2.3.5.4.2 Les différentes productions matérielles D’après le mobilier recueilli durant les recherches de 1982, 1994 et 2005 (Sypkens Smit, Versteeg 1988, Hénocq, Petit 1998b, Stouvenot 2005) l’industrie lithique a fourni de nombreuses lames et ébauches de haches en cherto-tuffite (fig. 477 : 1 à 3). Il s’agit d’éléments complets souvent très altérés et de fragments de lames et de talons parfois bien conservés. Les nombreux éclats de débitage témoignent de la taille sur le site. On identifie de petits galets très polis ayant vraisemblablement servi de brunissoir (fig. 477 : 4). Des blocs de calcédoine et de quartzite présentent des traces d’enlèvements (fig. 477 : 5 et 6). Des dalles épaisses de beach rock ont servi de meule ou de polissoir (fig. 477 : 7). De nombreux fragments de calcirudite provenant de la Pointe Arago (fig. 477 : 8) et un zémi façonné dans cette roche (fig. 477 : 9), révèlent une taille de ces éléments sur le site. Un deuxième zémi fragmentaire est façonné dans un calcaire beige (477 : 10) et un troisième dans du corail (Sypkens Smit, Versteeg 1988 : 275). L’industrie sur coquille est peu décrite, mais on note cependant la présence d’une lame sur coquille de

strombe, de grattoirs ou de racloirs sur Codakia orbicularis et d’une perle sur olive (Sypkens Smit, Versteeg 1988 : 276, 275, 276, Hénocq, Petit 1998b). Le corail a été également exploité durant l’occupation du site comme en témoignent les vestiges retrouvés dans les niveaux dépotoirs (Hénocq, Petit 1998b). On identifie des fragments d’Acropora palmata (Stouvenot 2005) et un élément de type racloir / affûtoir / polissoir et un zémi (Sypkens Smit, Versteeg 1988 : 275).

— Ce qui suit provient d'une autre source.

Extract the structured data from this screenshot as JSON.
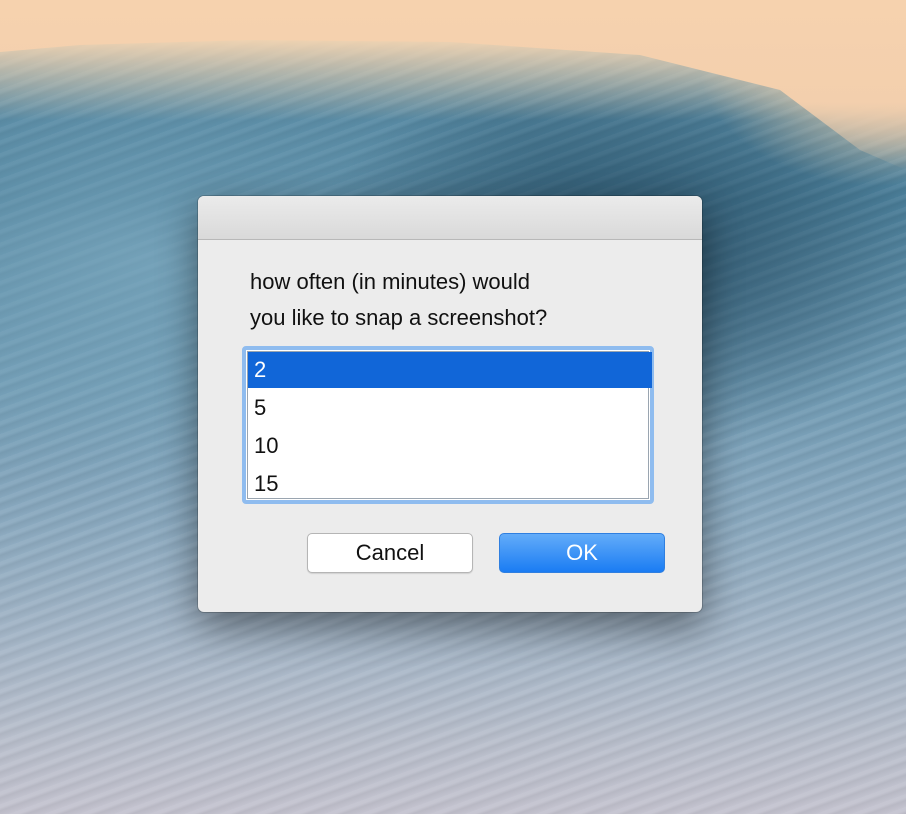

2.3.5.4.3 Les moyens de subsistance

Les restes de faune n’ont pas fait l’objet d’une étude détaillée néanmoins certaines observations ont été réalisées. Des coquilles de différentes espèces de mollusques marins ont été identifiées : Cittarium pica, Arca zebra, Strombus sp. dont S. gigas, Acanthopleura granulata et Chione paphia (Hénocq, Petit 1998 a, b). De nombreux ossements de faune vertébrée ont été récoltés grâce à un tamisage sur une maille fine de 2,7 mm, il s’agit essentiellement de restes de poissons (Hénocq, Petit 1998 a et b). Ainsi, l’alimentation carnée de la communauté du site de Baie Rouge reste, à cette période tardive, tournée vers l’exploitation du milieu marin avec la collecte de coquillages et la pêche.

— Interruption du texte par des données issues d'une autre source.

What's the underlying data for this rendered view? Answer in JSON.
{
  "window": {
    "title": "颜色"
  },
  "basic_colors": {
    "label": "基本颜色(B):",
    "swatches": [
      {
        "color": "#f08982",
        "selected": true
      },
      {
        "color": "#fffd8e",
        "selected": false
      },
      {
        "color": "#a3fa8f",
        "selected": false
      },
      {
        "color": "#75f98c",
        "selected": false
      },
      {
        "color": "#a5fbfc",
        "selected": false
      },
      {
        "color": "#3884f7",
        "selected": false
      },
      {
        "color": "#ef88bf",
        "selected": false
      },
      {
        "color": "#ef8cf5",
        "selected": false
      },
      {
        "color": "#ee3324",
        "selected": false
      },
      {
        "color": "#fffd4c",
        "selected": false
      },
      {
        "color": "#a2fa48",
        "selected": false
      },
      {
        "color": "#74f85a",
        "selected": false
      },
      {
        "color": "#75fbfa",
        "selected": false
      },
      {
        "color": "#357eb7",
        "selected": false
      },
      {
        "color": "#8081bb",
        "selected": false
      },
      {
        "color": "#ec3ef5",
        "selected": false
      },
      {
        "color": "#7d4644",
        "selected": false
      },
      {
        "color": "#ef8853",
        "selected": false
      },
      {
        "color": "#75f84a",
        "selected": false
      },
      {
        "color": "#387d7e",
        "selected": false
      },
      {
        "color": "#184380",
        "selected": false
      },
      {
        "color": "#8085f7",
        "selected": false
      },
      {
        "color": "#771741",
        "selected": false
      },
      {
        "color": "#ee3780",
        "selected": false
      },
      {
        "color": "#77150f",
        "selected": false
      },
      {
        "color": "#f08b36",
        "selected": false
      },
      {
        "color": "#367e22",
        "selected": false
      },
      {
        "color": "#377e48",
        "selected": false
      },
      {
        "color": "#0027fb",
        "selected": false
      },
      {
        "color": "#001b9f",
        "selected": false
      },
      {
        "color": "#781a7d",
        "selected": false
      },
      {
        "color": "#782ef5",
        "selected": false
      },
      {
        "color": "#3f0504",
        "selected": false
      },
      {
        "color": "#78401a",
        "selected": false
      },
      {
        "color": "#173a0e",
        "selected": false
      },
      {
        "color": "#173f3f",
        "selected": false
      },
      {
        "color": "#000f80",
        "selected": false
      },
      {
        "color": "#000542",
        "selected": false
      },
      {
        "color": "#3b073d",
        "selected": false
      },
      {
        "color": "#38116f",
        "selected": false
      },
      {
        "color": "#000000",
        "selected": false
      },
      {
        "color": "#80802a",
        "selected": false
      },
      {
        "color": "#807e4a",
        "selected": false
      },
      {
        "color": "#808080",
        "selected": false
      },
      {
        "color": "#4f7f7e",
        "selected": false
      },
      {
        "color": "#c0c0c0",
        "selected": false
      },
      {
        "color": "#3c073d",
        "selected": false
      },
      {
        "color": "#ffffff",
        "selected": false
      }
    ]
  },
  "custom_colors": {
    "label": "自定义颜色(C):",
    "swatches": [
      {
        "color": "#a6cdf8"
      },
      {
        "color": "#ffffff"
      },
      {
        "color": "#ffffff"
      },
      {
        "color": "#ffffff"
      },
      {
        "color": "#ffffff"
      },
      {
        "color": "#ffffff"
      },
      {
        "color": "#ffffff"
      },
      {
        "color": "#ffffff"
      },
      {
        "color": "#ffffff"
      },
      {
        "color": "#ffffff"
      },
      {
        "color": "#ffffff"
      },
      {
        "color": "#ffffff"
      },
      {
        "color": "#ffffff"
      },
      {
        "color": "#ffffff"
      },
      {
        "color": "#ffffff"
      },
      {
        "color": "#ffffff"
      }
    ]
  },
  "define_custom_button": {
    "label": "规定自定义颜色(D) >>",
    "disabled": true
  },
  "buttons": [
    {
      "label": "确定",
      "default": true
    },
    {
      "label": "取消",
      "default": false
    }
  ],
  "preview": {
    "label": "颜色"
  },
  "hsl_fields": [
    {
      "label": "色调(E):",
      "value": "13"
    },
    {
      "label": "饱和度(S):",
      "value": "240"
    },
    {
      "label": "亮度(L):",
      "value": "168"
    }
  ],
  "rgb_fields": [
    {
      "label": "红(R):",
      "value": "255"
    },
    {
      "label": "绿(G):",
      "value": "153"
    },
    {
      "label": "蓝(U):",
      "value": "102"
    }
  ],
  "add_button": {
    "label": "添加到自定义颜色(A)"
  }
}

2.3.5.5 Un village chican-ostionoïde du stade 3 du Néoindien récent

L’ensemble des données permet d’interpréter globalement la fonction du gisement et son statut. Bien que les limites du site soient encore méconnues et que l’occupation soit documentée par un unique dépotoir et une seule sépulture, il est très probable que ces vestiges correspondent à ceux d’une portion de village. En effet, comme cela a été analysé à travers différents gisements du Néoindien à Saint-Martin, la richesse des productions matérielles constatée ici, son association en contexte de dépotoir à une faune abondante et apparemment diversifiée et la présence d’une sépulture, révèlent plutôt un contexte de village que de site spécialisé.

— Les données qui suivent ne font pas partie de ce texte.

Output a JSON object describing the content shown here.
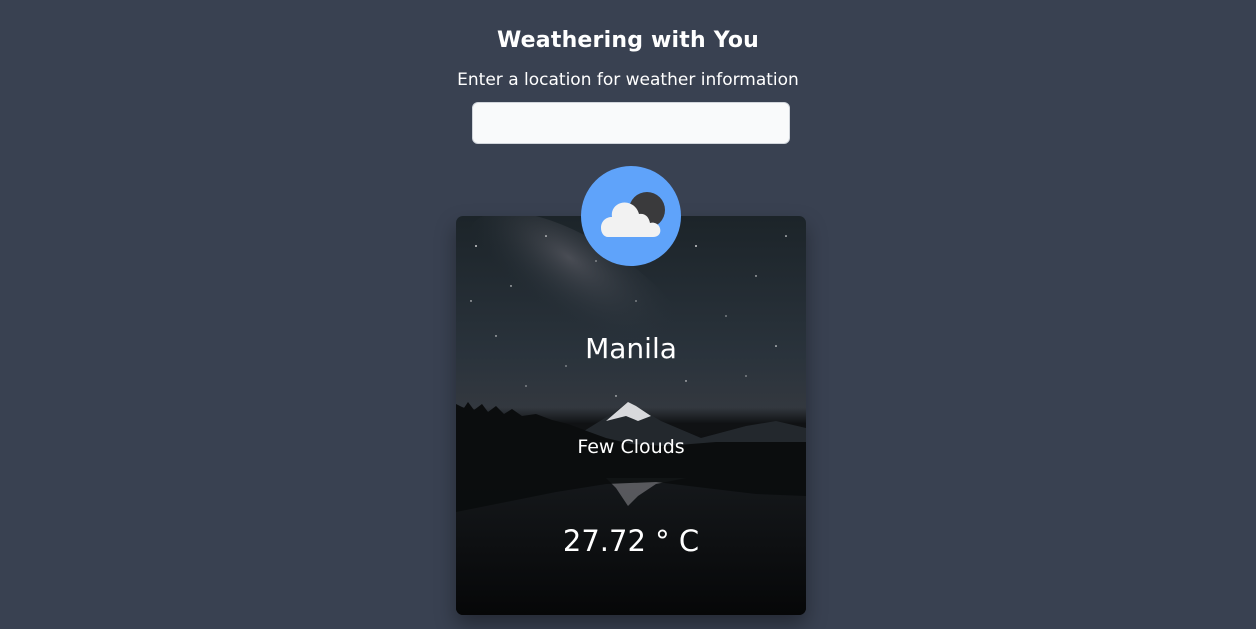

Les spécificités typologiques et chronologiques de la céramique de Baie Rouge ont permis d’affilier cet assemblage à la sous-série chican-ostionoïde et préférentiellement aux styles Esperanza et Boca Chica (Rouse 1992, Rodríguez López 1992, Curet et al. 2004), aspects qui montrent que les populations sont affiliées tardivement à cette aire géoculturelle. La datation de ce gisement entre 1395 et 1600 AD en fait donc un des sites les plus tardifs des Petites Antilles. Ainsi, le gisement de Baie Rouge apparaît contemporain de la période du « Contact » et il est envisageable que les populations amérindiennes de ce village aient pu entrer en relation avec les premières vagues de colonisateurs européens.